The old capital city of Gozo, the citadel or the cittadella,as referred to it by the Gozitans,  is situated at the heart of the island, two hundred meters above sea level, on one of the hills of the island. The Citadel is a fortified city were the earliest remains dates bck to the Bronze age period 2000b.c. Whoever ruled over the island of Gozo, had to live in a walled city, hence the considerable amount of archaeological remains which were unearthed during various excavations which some of these are still visible today. Inside the old gate of the Citadel, a re-used Roman stone honours the governor of Gozo, Rufus Valius and dates back to the 2nd century a.d.

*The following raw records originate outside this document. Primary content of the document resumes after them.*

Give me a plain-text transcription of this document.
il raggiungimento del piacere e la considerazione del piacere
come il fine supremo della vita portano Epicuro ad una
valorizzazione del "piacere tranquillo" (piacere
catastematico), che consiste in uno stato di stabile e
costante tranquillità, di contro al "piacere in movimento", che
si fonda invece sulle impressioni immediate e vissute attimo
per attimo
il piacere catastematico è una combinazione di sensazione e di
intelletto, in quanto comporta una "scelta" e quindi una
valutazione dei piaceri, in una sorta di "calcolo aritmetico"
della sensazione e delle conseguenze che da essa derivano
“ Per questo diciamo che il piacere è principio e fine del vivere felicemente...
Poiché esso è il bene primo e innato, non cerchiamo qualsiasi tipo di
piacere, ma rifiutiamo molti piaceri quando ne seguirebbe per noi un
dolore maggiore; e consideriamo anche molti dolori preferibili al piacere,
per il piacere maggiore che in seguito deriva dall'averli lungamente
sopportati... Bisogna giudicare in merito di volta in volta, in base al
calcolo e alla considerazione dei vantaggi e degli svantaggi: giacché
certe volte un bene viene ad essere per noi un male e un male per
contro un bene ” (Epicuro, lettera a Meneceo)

During the medieval period, the Citadel, was ransacked many times by new settlers and pirates. In 1551, Dragut of the Ottoman Empire, on his way to Tripoli, landed in Gozo, attacked the Citadel and took close to 6000 Gozitans, who took refuge in the city, as slaves. The attack left the Citadel in ruins and the Knights of St John re-built the city.

Fifteen years after, in 1565, the citadel was not attacked during the Great Siege. It served as a communication link between the Grand Harbour of Malta and Sicliy.

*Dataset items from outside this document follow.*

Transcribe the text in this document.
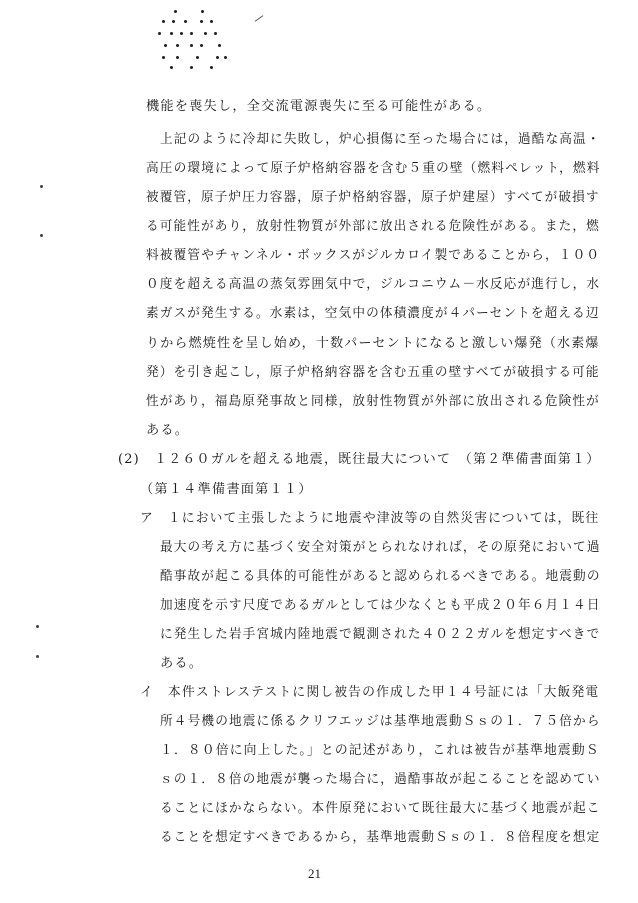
機能を喪失し，全交流電源喪失に至る可能性がある。
上記のように冷却に失敗し，炉心損傷に至った場合には，過酷な高温・
高圧の環境によって原子炉格納容器を含む５重の壁（燃料ペレット，燃料
被覆管，原子炉圧力容器，原子炉格納容器，原子炉建屋）すべてが破損す
る可能性があり，放射性物質が外部に放出される危険性がある。また，燃
料被覆管やチャンネル・ボックスがジルカロイ製であることから，１００
０度を超える高温の蒸気雰囲気中で，ジルコニウム－水反応が進行し，水
素ガスが発生する。水素は，空気中の体積濃度が４パーセントを超える辺
りから燃焼性を呈し始め，十数パーセントになると激しい爆発（水素爆
発）を引き起こし，原子炉格納容器を含む五重の壁すべてが破損する可能
性があり，福島原発事故と同様，放射性物質が外部に放出される危険性が
ある。
(2)　１２６０ガルを超える地震，既往最大について　（第２準備書面第１）
（第１４準備書面第１１）
ア　１において主張したように地震や津波等の自然災害については，既往
最大の考え方に基づく安全対策がとられなければ，その原発において過
酷事故が起こる具体的可能性があると認められるべきである。地震動の
加速度を示す尺度であるガルとしては少なくとも平成２０年６月１４日
に発生した岩手宮城内陸地震で観測された４０２２ガルを想定すべきで
ある。
イ　本件ストレステストに関し被告の作成した甲１４号証には「大飯発電
所４号機の地震に係るクリフエッジは基準地震動Ｓｓの１．７５倍から
１．８０倍に向上した。」との記述があり，これは被告が基準地震動Ｓ
ｓの１．８倍の地震が襲った場合に，過酷事故が起こることを認めてい
ることにほかならない。本件原発において既往最大に基づく地震が起こ
ることを想定すべきであるから，基準地震動Ｓｓの１．８倍程度を想定
21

During the French occupation, in 1798, after just three months, the Gozitans, rebelled against the French and were expelled from the Citadel and the island. A provisional government was set up and the island was ruled as an independent state, ‘La Nostra Gozitana’

Today, the population of the Citadel is only six people. The main cathedral, rebuilt after the earthquake of 1693, is dedicated to Santa Maria, dominates the whole city’s skyline. Through the narrow winding streets one could still see medieval remains but most of the northern side is in ruins.

The Citadel was totally restored and an audio visual which gives an introduction to the city is situated in the former moat of the city.